Python ETL Pipeline that pulls crypto transactions data from a Google BigQuery public dataset and stores it locally on an SQLite database. Then, performs summarizations and aggregations, and then stores the data on a LocalStack S3 Bucket.
- Docker Compose
- Apache Airflow
- Python Operators
- Google Cloud BigQuery API
- SQLite Database
- AWS SDK for Python (Boto3)
- Python Operators
- LocalStack
- S3 Bucket
- Apache Airflow
- Google BigQuery API
- SQL Queries
- E-mail notifications on retry/failure
Make sure to have Docker Compose installed and that Docker Engine is running. Also, a way to open .parquet files is recommended (i.e. Tad).
- Clone the repository
git clone https://github.com/Zekda96/transactions-etl-pipeline.git
-
Create a folder named
credentials
in the project directory and place the credentials file there. -
From the project directory, build the container by running
docker-compose up -d
.
[+] Running 8/7
✔ Container localstack Running
✔ Container transactions-etl-postgres-1 Healthy
✔ Container transactions-etl-redis-1 Healthy
✔ Container transactions-etl-airflow-init-1 Exited
✔ Container transactions-etl-airflow-scheduler-1 Running
✔ Container transactions-etl-airflow-triggerer-1 Running
✔ Container transactions-etl-airflow-webserver-1 Running
✔ Container transactions-etl-airflow-worker-1 Started
-
Open the Airflow GUI on http://localhost:8080/ and login with user
airflow
and passwordairflow
. If DAGzilliqa-transactions-DAG
is paused, please unpause it and it should shortly start executing. -
Once the run has been marked with the
success
tag, you can check the S3 Bucket on http://localhost:4566/zilliqa-transactions.

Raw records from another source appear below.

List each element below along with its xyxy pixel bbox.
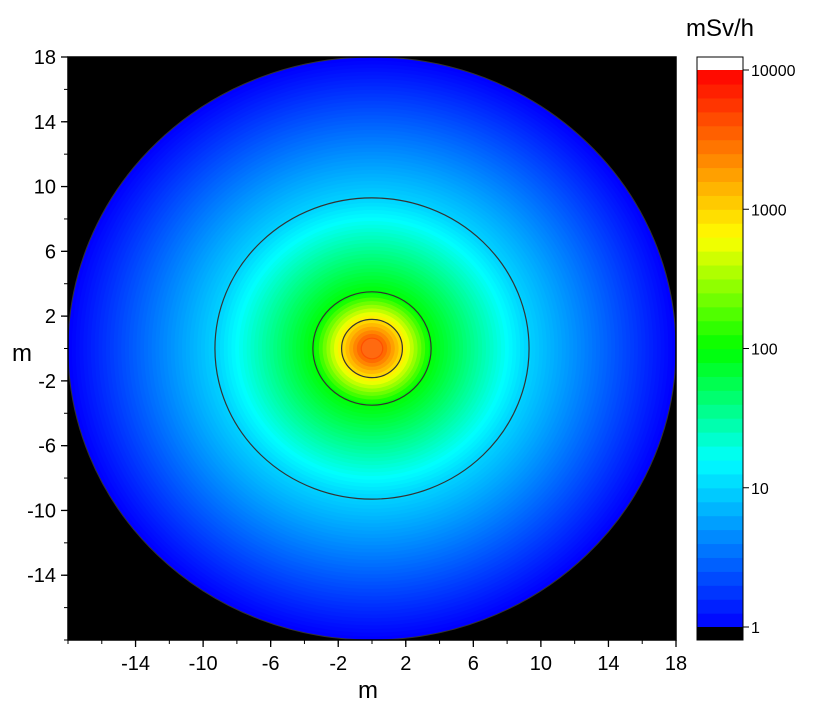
colorbar-band bbox=[697, 251, 743, 266]
colorbar-band bbox=[697, 404, 743, 419]
colorbar-band bbox=[697, 529, 743, 545]
colorbar-band bbox=[697, 292, 743, 308]
colorbar-band bbox=[697, 599, 743, 614]
colorbar-band bbox=[697, 501, 743, 517]
colorbar-tick-label: 10000 bbox=[751, 63, 796, 80]
x-axis: -14 -10 -6 -2 2 6 10 14 18 bbox=[67, 640, 687, 675]
y-tick-label: 10 bbox=[34, 177, 56, 199]
x-tick-label: 10 bbox=[530, 653, 552, 675]
colorbar-band bbox=[697, 376, 743, 391]
colorbar-band bbox=[697, 237, 743, 252]
colorbar-band bbox=[697, 418, 743, 433]
x-tick-label: -10 bbox=[189, 653, 218, 675]
y-tick-label: -14 bbox=[27, 565, 56, 587]
colorbar-band bbox=[697, 473, 743, 489]
colorbar-band bbox=[697, 97, 743, 113]
dose-core bbox=[361, 338, 383, 359]
colorbar-tick-label: 1 bbox=[751, 620, 760, 637]
x-tick-label: 6 bbox=[468, 653, 479, 675]
y-tick-label: 2 bbox=[45, 306, 56, 328]
colorbar-band bbox=[697, 557, 743, 572]
colorbar-band bbox=[697, 139, 743, 155]
colorbar-band bbox=[697, 459, 743, 475]
colorbar-tick-label: 10 bbox=[751, 481, 769, 498]
y-tick-label: -10 bbox=[27, 500, 56, 522]
y-axis-title: m bbox=[12, 340, 32, 367]
colorbar-band bbox=[697, 613, 743, 628]
colorbar-band bbox=[697, 153, 743, 169]
y-tick-label: 18 bbox=[34, 47, 56, 69]
colorbar-band bbox=[697, 432, 743, 447]
x-tick-label: -6 bbox=[262, 653, 280, 675]
colorbar-band bbox=[697, 306, 743, 322]
colorbar-band bbox=[697, 320, 743, 336]
colorbar-band bbox=[697, 167, 743, 182]
colorbar-under-band bbox=[697, 627, 743, 640]
colorbar-ticks: 10000 1000 100 10 1 bbox=[743, 63, 796, 637]
y-tick-label: 14 bbox=[34, 112, 56, 134]
colorbar-title: mSv/h bbox=[686, 15, 754, 42]
colorbar-band bbox=[697, 83, 743, 99]
colorbar-band bbox=[697, 111, 743, 127]
y-tick-label: 6 bbox=[45, 241, 56, 263]
x-tick-label: 2 bbox=[400, 653, 411, 675]
x-tick-label: 18 bbox=[665, 653, 687, 675]
colorbar-band bbox=[697, 334, 743, 350]
y-tick-label: -6 bbox=[38, 436, 56, 458]
colorbar-band bbox=[697, 209, 743, 224]
dose-field bbox=[68, 57, 676, 640]
colorbar-over-band bbox=[697, 57, 743, 70]
colorbar: 10000 1000 100 10 1 mSv/h bbox=[686, 15, 796, 641]
colorbar-band bbox=[697, 264, 743, 280]
colorbar-band bbox=[697, 181, 743, 196]
contour-line bbox=[214, 197, 530, 500]
contour-line bbox=[341, 318, 404, 379]
colorbar-tick-label: 1000 bbox=[751, 202, 787, 219]
colorbar-band bbox=[697, 70, 743, 85]
colorbar-band bbox=[697, 223, 743, 238]
colorbar-gradient bbox=[697, 57, 743, 640]
x-axis-title: m bbox=[358, 677, 378, 704]
x-tick-label: 14 bbox=[597, 653, 619, 675]
colorbar-band bbox=[697, 348, 743, 364]
contour-lines bbox=[68, 57, 676, 640]
colorbar-band bbox=[697, 125, 743, 141]
colorbar-band bbox=[697, 585, 743, 600]
colorbar-band bbox=[697, 571, 743, 586]
colorbar-band bbox=[697, 390, 743, 405]
colorbar-band bbox=[697, 487, 743, 503]
colorbar-band bbox=[697, 543, 743, 558]
contour-line bbox=[312, 291, 432, 406]
colorbar-band bbox=[697, 195, 743, 210]
colorbar-band bbox=[697, 278, 743, 294]
x-tick-label: -14 bbox=[121, 653, 150, 675]
colorbar-band bbox=[697, 515, 743, 531]
y-axis: 18 14 10 6 2 -2 -6 -10 -14 bbox=[27, 47, 68, 641]
colorbar-band bbox=[697, 362, 743, 377]
y-tick-label: -2 bbox=[38, 371, 56, 393]
x-tick-label: -2 bbox=[329, 653, 347, 675]
colorbar-band bbox=[697, 445, 743, 461]
colorbar-tick-label: 100 bbox=[751, 342, 778, 359]
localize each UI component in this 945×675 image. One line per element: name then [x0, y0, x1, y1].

It should have two .parquet files, each specified under a<Contents>
tag:
# ...
<Contents>
<Key>transactions_summary.parquet</Key>
# ...
# ...
<Contents>
<Key>receivers_summary.parquet</Key>
- Parquet files can be downloaded from:
- http://localhost:4566/zilliqa-transactions/transactions_summary.parquet
- http://localhost:4566/zilliqa-transactions/receivers_summary.parquet
- The container can be terminated by running
docker-compose down
.
The pipeline extracts 1.3M rows of data from a crypto transactions table via Google BigQuery's API. The data is transformed using SQL queries that performed summarizations in the following form:
Table 1
- Daily metrics (2022-08-01 to 2022-09-07)
- Number of transactions
- Successful transactions
- Success rate
- Number of unique senders
- Number of unique receivers
- Average cost of gas
- Average amount sent
Table 2
- All addresses ordered by most transactions received (2022-08-01 to 2022-09-07)
- Number of transactions
- Average cost of gas
- Total amount received
The pipeline is capable of handling the load of the entire database from BigQuery, however, for the purpose of this project, it has been reduced to all recorded transactions later than 2022-08-01, which reduces the data pulled from 41M rows to 1.3M rows. This allows the 'extract_data' task to run in around 3 minutes, instead of the approximately 120 minutes it would take to load the entire dataset.
In order to pull the whole dataset, line 134
from extract_data.py
can be
commented out.
WHERE DATE(block_timestamp) >= DATE(2022,08,01)
Actions performed in this pipeline such as storing a file locally or using LocalStack are restricted to development environments and have to be replaced for production. The project could be scaled and used in production by using modular cloud infrastructure services such as Data Lakes (AWS S3, Azure Blob Storage, Google Cloud Storage) Data Warehouses (Redshift, Databricks, Google BigQuery) and serverless FaaS (AWS Lambda, Google Cloud Functions).